I enjoy reading “Dear Abby.” Though her answers are often insipid, the letters are a window into human psychology. Not that they’re necessarily representative; but certain themes recur so regularly, they do tell us something.
Marriage and Love problems loom large. Inevitable when two people try to mesh together. But what I see, again and again, is one not even trying to mesh with the other. Taking them for granted. Most strongly manifested in “controlling,” a word that comes up a lot. A controlling spouse is assuming the partner is there to be controlled.
Perhaps fortunately, my own dismal romantic history barred such attitudes. Relationships were elusive, and by the time I finally succeeded, at forty, it was the most important thing in the world to me. I once read how the “surprise and delight” newlyweds typically feel about their marriage normally dissipates. But I still feel surprised and delighted after 33 years.
It helps to have the perfect spouse. Well, she does have her idiosyncrasies. As do I. But we’re both very mindful of, and grateful for, the bigger picture of what we mean to each other.
I do see other good marriages like that, but also some like the “Dear Abby” cases. I think the taking-for-granted syndrome is often key. People seeing their partner as a kind of entitlement, as opposed to “surprise and delight.” As though the partner is an accessory, like a handbag. You don’t have to do anything to satisfy a handbag.
One might suppose that if you love someone, you wouldn’t treat them that way. Certainly true up to a point. But it’s also true that the feelings of romantic love, often intense, that precede marriage, dissipate too, evolving into a different set of emotive operators. Love of another kind. Hopefully. Yet even that mellower kind of love should surely still mean treating a partner, well, lovingly. Not callously.
However, love can also actually turn into hate. Grievances build up and obliterate whatever positive feelings you began with. That’s fatal to a relationship.
But what is “love” anyway? Seemingly it’s in relation to the other person. Yet it’s a fundamental truism of human existence that we live only inside our own skulls. Limited to experiencing only what happens in there. Your brain is the sole mediator of your reality. Of course, the other person does exist, outside that, regardless; but can exist for you only as a construct within your own mind. The matter then becomes one of instantiating your own behavior in such a way as to shape the interplay with the other person so that what consequently obtains in your mind is most conducive to your own sense of well-being.
Sure, if you love her, you want her to be happy too. But again, saying “you want” indicates that it is really all about what’s happening within your mind. You want her to be happy because her happiness, and your wanting it, make you happy. Otherwise you wouldn’t want it.
And some people really don’t — as in many of those “Dear Abby” cases. The idea of one’s own happiness being somehow served by the other’s gets lost altogether (if it was ever even there). Their feelings just stop mattering to you. It’s solipsism; a short-sighted selfishness that actually disserves one’s own interests. Obviously, if the other person gets angry and lashes out, creating unpleasantness, that matters to you. It’s not their feelings per se that do. It’s the results.

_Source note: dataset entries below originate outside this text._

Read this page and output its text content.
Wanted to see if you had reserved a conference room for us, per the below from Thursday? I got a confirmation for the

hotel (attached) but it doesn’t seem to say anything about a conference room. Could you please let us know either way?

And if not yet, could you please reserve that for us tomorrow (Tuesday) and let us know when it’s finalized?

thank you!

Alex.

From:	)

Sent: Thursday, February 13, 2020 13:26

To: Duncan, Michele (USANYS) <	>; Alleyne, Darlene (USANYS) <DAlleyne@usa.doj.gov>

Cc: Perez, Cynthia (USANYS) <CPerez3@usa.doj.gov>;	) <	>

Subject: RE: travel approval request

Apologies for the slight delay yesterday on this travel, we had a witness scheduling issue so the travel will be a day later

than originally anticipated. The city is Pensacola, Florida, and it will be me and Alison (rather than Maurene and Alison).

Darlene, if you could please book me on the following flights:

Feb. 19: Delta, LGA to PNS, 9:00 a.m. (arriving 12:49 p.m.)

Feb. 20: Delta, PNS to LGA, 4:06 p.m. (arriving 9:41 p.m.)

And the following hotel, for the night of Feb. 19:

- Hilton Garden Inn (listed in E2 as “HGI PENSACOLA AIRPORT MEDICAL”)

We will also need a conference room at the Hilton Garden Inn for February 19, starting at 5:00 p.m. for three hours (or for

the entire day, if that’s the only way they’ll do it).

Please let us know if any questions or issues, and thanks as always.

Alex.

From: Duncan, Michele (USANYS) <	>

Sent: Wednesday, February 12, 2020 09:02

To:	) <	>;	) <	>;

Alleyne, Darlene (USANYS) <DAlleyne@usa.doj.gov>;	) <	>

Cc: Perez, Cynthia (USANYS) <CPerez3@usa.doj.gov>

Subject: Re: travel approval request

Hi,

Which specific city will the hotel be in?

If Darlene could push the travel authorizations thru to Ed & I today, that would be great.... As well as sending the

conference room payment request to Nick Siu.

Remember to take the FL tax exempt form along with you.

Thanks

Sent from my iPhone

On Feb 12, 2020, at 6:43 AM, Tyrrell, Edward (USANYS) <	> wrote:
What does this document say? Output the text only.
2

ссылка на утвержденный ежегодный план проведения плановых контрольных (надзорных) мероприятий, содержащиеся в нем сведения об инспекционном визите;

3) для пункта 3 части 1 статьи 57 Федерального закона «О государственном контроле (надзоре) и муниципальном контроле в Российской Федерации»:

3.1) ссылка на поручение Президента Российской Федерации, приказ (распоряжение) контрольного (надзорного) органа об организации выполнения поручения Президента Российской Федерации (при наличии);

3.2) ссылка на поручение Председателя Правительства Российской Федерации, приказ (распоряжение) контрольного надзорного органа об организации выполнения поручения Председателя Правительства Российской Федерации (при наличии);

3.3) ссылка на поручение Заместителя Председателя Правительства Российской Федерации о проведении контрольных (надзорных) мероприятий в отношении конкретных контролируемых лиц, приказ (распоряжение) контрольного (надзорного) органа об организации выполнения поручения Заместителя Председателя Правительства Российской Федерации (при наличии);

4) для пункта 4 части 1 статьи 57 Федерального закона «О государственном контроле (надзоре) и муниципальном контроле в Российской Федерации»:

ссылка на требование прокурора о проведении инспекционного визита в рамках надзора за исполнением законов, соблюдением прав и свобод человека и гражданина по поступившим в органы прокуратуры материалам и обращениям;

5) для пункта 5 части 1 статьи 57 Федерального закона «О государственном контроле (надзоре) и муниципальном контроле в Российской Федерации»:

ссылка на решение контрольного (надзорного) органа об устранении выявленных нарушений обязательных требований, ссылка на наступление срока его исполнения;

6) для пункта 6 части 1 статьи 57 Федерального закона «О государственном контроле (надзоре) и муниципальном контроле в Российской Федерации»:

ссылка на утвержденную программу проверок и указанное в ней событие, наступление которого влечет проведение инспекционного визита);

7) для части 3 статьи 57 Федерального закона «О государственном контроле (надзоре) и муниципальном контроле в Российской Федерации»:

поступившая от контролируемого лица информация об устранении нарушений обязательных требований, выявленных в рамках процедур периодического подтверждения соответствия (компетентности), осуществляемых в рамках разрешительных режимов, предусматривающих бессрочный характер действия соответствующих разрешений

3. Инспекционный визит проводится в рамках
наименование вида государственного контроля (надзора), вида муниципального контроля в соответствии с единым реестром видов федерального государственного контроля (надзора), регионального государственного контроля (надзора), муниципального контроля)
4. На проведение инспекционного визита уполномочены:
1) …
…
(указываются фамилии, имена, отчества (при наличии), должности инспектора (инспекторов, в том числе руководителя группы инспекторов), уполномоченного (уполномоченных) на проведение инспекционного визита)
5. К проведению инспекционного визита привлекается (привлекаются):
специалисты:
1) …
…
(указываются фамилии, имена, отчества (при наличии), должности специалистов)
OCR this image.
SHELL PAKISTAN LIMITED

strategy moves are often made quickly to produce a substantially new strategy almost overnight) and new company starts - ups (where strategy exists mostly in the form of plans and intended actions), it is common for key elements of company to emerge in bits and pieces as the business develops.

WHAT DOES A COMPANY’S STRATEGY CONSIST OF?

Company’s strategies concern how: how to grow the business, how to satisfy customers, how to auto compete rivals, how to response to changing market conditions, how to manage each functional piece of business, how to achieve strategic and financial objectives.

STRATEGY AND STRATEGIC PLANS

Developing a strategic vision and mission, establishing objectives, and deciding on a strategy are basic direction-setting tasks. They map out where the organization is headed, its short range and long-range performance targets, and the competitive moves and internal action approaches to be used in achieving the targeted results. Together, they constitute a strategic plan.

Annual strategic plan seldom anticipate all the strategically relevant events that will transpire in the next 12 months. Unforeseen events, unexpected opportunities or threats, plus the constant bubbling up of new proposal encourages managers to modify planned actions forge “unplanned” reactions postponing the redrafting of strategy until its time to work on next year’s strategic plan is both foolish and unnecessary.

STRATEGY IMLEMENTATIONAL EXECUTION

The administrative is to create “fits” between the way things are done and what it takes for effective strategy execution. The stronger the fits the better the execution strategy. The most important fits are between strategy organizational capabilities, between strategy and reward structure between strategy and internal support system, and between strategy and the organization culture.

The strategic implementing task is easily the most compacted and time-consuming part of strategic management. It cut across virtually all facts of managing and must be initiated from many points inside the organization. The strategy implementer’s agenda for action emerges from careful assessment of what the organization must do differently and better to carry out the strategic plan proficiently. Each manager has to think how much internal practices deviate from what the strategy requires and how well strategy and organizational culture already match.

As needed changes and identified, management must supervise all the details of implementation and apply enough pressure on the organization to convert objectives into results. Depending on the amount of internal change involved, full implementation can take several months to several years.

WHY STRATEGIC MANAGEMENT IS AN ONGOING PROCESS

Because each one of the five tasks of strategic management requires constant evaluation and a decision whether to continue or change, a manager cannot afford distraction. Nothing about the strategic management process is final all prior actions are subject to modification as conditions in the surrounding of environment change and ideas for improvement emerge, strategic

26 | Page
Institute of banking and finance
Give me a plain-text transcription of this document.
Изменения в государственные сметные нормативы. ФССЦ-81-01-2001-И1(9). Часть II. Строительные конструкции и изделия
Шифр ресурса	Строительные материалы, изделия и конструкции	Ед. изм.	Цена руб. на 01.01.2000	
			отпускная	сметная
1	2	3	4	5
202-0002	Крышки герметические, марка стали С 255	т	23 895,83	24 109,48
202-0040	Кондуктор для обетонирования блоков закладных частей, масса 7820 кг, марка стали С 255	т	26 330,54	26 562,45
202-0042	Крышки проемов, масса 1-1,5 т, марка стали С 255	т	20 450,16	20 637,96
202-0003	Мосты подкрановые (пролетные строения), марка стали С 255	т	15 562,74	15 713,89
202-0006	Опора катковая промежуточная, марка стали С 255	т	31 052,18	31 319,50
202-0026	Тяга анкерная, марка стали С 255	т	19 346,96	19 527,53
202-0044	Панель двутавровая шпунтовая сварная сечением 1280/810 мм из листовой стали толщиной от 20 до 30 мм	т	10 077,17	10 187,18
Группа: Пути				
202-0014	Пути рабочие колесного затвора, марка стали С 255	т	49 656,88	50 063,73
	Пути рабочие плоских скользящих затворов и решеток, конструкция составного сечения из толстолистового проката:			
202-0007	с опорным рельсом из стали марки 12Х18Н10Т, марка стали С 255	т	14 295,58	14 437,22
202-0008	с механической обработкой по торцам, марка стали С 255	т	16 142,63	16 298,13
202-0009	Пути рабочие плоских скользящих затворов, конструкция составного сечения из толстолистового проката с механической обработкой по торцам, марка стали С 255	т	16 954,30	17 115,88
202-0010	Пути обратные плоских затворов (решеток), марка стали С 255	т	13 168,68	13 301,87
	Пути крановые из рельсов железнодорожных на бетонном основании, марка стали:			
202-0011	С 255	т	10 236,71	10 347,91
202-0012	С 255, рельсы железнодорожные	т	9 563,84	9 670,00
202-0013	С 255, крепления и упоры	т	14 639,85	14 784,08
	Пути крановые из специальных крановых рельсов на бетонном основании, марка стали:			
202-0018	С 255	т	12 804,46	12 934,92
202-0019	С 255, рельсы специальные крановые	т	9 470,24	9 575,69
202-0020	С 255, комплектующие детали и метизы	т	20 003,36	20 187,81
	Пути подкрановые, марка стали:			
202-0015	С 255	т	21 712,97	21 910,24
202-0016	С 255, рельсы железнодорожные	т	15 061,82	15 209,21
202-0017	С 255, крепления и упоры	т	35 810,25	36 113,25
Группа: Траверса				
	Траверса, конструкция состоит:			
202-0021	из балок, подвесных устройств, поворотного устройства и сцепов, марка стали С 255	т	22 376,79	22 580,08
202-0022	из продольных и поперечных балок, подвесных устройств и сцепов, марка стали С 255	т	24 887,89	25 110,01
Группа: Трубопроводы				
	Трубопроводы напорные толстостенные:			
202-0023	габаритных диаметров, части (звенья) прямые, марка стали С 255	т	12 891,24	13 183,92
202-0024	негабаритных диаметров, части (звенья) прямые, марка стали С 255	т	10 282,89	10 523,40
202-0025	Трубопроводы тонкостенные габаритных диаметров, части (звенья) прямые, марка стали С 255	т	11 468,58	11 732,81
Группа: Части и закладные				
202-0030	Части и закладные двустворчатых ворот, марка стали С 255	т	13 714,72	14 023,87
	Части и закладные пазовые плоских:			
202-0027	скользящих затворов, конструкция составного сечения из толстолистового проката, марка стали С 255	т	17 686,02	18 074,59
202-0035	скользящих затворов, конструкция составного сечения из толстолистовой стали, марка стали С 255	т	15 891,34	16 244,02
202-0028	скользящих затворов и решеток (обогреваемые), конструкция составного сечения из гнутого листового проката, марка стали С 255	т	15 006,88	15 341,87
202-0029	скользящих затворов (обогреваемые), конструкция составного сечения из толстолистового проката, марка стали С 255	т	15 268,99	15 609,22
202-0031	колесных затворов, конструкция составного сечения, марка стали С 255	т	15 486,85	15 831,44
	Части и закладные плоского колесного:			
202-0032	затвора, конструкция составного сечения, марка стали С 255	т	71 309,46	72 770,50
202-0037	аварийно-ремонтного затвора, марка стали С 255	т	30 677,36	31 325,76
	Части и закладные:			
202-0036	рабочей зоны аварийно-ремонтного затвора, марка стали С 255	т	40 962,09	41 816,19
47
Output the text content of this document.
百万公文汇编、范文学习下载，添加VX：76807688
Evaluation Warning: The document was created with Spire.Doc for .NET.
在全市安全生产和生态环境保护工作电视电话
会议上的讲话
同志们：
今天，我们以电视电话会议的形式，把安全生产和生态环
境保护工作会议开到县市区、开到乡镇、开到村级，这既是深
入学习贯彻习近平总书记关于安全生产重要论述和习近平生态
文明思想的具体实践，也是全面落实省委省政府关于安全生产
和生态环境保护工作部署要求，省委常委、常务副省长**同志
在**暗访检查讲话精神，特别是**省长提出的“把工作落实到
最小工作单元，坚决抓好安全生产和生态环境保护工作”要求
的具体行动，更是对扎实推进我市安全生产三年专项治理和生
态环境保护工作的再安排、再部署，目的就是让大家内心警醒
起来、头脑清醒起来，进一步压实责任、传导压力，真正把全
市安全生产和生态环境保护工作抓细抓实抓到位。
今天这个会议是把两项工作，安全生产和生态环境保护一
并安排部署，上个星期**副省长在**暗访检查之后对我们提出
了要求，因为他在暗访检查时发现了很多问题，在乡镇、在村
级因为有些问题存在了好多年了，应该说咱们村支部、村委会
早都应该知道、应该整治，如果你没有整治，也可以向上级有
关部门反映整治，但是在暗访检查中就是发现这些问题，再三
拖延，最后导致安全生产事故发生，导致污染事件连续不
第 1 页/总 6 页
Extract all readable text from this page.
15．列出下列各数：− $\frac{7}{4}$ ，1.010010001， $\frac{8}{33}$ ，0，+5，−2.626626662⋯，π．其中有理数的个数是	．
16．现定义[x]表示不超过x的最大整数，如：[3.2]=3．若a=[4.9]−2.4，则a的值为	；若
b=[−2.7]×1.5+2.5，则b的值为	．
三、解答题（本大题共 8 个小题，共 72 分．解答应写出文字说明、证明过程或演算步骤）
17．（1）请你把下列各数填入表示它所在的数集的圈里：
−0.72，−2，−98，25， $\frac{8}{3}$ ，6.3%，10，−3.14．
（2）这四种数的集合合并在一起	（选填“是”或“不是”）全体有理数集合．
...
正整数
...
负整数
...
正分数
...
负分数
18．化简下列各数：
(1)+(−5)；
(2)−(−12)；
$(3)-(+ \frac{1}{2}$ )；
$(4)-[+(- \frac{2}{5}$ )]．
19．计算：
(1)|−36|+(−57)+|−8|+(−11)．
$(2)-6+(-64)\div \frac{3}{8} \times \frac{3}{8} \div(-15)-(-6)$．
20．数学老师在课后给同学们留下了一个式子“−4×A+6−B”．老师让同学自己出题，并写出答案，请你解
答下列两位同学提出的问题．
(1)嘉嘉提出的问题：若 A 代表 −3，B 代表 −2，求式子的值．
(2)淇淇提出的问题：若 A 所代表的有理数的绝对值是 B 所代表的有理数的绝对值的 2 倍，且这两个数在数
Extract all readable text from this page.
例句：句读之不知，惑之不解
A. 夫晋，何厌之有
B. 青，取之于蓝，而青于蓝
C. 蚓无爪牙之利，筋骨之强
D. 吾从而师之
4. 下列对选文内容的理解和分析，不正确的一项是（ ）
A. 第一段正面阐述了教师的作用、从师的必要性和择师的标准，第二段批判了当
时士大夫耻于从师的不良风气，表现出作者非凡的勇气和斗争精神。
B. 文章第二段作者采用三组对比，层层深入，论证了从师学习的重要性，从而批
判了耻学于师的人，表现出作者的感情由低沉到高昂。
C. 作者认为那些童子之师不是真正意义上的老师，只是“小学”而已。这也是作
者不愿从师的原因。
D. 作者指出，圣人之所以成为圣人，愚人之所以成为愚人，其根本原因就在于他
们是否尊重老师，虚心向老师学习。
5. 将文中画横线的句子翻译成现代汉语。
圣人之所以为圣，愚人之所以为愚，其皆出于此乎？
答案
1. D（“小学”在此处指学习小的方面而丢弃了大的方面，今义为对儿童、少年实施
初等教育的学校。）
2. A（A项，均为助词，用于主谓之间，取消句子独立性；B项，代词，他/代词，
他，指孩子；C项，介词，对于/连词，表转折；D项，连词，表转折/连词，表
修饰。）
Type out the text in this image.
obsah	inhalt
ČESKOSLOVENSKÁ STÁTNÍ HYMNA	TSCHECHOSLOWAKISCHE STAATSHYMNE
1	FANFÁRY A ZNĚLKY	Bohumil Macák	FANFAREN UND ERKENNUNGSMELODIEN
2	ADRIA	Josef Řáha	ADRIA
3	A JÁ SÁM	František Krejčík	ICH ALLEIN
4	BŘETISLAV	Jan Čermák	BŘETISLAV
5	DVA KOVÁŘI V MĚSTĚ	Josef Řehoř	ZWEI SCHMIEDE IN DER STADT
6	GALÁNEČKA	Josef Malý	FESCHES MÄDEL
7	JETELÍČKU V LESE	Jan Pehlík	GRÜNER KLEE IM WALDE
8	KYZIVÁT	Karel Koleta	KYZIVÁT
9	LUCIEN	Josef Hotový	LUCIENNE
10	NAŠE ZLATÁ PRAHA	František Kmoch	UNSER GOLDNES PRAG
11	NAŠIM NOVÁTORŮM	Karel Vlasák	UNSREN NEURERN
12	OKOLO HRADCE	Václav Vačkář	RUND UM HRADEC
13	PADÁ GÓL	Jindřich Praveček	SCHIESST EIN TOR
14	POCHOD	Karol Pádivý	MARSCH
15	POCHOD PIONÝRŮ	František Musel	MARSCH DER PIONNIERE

I think the answer, in any case, is to treat your partner as if you love them. Leave aside the fraught issue of whether you actually love them — and whatever “love” actually does mean. This formulation works even under the paradigm suggested here, wherein “love” is really a matter of what’s conducive to your own sense of well-being. Many of those “Dear Abby” problems would be resolved if the people just treated their partners as if they loved them.
Like with free will. Another very fraught conceptual issue. But our modus vivendi is to operate as if we have free will. That works, and renders irrelevant, for practical purposes, whether or in what sense we truly have it. So too with love. Behaving as if you love the other person makes moot the issue of what love is — and the issue of whether or in what sense you truly do love.